Getting carried away for Christmas
As the dressing and green beans begin to settle in my tummy from Thanksgiving, a whole new mission must begin.
I love, love, love getting in the mood for the Christmas season. I must admit, it leaves a warm feeling inside as I spread the holiday cheer through my house.
My children probably wonder what’s wrong with me. But I am transformed into a Betty Crocker-like being after I return from all the Black Friday sales.
Our house evolves into a winter wonderland. Garland is spread from one mantle to another. Train sets are randomly placed throughout the house. A huge Christmas tree is placed in the living room, filled with the sparkle and shine of hundreds of ornaments. Snowmen are scattered along anything that stands still. And wreathes and other outdoor festive lights are rained upon the Patterson yard.
Having children makes the decorations, gadgets and other bells and whistles even more great with their wide eyes and eager nature.
This same eagerness to decorate started in my childhood.
Of course, my family celebrated the real reason behind the season with the birth of Jesus. But there were a few times when the other side of the holidays got a little out of hand.
Maw Maw and Paw Paw were in a competition for the best front porch decorations in the neighborhood. Every year, it got worse as other neighbors pulled out their best tricks.
One neighbor had a giant Santa Claus complete with reindeer on top of their roof. One lady even had a wooden Santa sitting on top of her chimney.
This was before you could buy a giant inflatable Snoopy or huge snow globe with characters inside. Back then, people didn’t have it so easy.
As Mr. Mack nailed his fifty-foot Frosty the Snowman along his garage, Paw Paw put his pipe to his mouth and thought out his battle plan.
Maw Maw had the inside decorations under control. One had to put on sunglasses with her giant Christmas village collection in the living room.
Outside decorating was Paw Paw’s job. Being restricted to a wheelchair, I was the one by his side, ready to decorate.
Paw Paw knew we couldn’t put anything on the roof. Maw Maw would skin him alive if she saw me climbing around on top of the house.
Shuffling around in the storage shed, we uncovered our massive nativity scene.
I truly believe the astronauts in space could pick this set up on their radar. It wasn’t just huge...it was gigantic.
It seemed as if Joseph towered above my small frame. Mary was more like the size of a compact automobile. Baby Jesus was the width of a sidewalk.
And Mrs. Lee from next door called the animal control officer when she saw the sheep from her side window.
Situating each piece to resemble what was on the box, Paw Paw was ready to flip the switch.
We had a wreath on the front door with a few lights around it.
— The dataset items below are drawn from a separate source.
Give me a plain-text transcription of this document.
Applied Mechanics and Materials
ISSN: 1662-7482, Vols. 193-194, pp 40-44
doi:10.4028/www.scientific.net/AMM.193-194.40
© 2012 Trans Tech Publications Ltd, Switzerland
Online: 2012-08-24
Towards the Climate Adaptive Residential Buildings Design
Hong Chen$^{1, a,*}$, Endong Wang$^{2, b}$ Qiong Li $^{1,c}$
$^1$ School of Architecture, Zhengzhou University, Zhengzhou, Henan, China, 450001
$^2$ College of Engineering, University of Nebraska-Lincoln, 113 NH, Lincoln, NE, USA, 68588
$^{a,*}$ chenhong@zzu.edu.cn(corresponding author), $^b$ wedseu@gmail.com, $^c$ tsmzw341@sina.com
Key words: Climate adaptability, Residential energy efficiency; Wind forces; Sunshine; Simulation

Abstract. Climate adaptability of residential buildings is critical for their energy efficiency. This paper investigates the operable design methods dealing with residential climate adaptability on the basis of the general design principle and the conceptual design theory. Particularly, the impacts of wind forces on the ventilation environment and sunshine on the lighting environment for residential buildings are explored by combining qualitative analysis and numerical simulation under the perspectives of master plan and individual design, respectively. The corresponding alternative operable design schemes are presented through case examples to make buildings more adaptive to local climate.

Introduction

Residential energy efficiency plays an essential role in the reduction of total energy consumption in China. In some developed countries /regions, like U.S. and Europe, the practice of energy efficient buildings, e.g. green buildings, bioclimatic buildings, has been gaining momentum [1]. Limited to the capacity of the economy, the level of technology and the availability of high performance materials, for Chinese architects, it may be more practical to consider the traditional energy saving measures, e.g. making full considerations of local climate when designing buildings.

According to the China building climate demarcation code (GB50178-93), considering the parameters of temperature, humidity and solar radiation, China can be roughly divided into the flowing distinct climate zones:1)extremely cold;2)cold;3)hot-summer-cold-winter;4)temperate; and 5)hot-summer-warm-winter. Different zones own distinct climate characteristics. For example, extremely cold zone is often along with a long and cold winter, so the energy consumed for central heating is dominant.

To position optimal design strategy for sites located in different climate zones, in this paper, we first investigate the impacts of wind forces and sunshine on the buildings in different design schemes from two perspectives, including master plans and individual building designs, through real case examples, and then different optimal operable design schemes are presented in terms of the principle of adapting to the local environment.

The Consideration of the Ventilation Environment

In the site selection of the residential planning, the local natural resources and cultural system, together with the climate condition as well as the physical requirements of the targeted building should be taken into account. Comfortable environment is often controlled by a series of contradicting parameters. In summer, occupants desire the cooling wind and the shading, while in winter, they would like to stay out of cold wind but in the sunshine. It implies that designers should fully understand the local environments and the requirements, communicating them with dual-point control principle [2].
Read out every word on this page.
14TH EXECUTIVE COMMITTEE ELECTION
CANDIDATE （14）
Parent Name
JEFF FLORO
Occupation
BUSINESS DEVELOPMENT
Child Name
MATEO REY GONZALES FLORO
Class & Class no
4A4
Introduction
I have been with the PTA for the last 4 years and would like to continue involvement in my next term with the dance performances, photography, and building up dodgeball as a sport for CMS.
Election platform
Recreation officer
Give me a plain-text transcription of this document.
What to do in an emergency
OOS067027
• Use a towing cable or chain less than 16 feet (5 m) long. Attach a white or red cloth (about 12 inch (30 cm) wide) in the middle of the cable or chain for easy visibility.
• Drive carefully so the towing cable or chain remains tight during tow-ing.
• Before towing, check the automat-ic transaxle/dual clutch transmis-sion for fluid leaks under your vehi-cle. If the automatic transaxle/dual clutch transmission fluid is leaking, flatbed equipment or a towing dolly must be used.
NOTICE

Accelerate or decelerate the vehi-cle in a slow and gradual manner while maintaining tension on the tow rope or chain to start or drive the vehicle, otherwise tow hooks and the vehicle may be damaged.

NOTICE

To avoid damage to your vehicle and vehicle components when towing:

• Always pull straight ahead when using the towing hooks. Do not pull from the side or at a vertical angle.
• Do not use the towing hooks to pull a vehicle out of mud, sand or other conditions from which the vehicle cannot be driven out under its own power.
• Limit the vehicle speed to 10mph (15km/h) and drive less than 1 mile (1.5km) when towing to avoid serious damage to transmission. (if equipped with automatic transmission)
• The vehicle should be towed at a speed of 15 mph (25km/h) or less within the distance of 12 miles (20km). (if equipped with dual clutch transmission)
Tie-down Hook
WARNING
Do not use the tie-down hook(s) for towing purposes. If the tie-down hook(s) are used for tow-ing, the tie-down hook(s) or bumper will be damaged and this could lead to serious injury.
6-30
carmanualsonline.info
The small rotating Santa held a pretty little candle.
But when the nativity scene lights came on, it’s a wonder half of Monticello didn’t lose its power.
As my eyes continued to burn, I grinned at the sight. It reminded me of the true reason of Christmas. It was a sight to see.
Maw Maw complained about the electric bill when Paw Paw left the figures on all night. He even had to nail a quilt over his bedroom window to drown out the light.
But no one could say our house wasn’t eye catching.
The Jackson tradition of trying to outdo your neighbors was passed down to my mother.
In an effort to ensure our Christmas tree was the most noticeable from the living room window, Momma put thousands of lights on it with about a ton of that silver sparkling string.
We almost had to rush our cat to the emergency animal clinic after she ate about fifty strings of it.
Maybe that’s why I tend to overdo at Christmas time. It’s just in my blood.
With that in mind, perhaps I should wait before I decorate at work though.
Last year, while doing an inspection, a few local firemen did tell me my desk was a fire hazard.
Paw Paw would most certainly have been proud.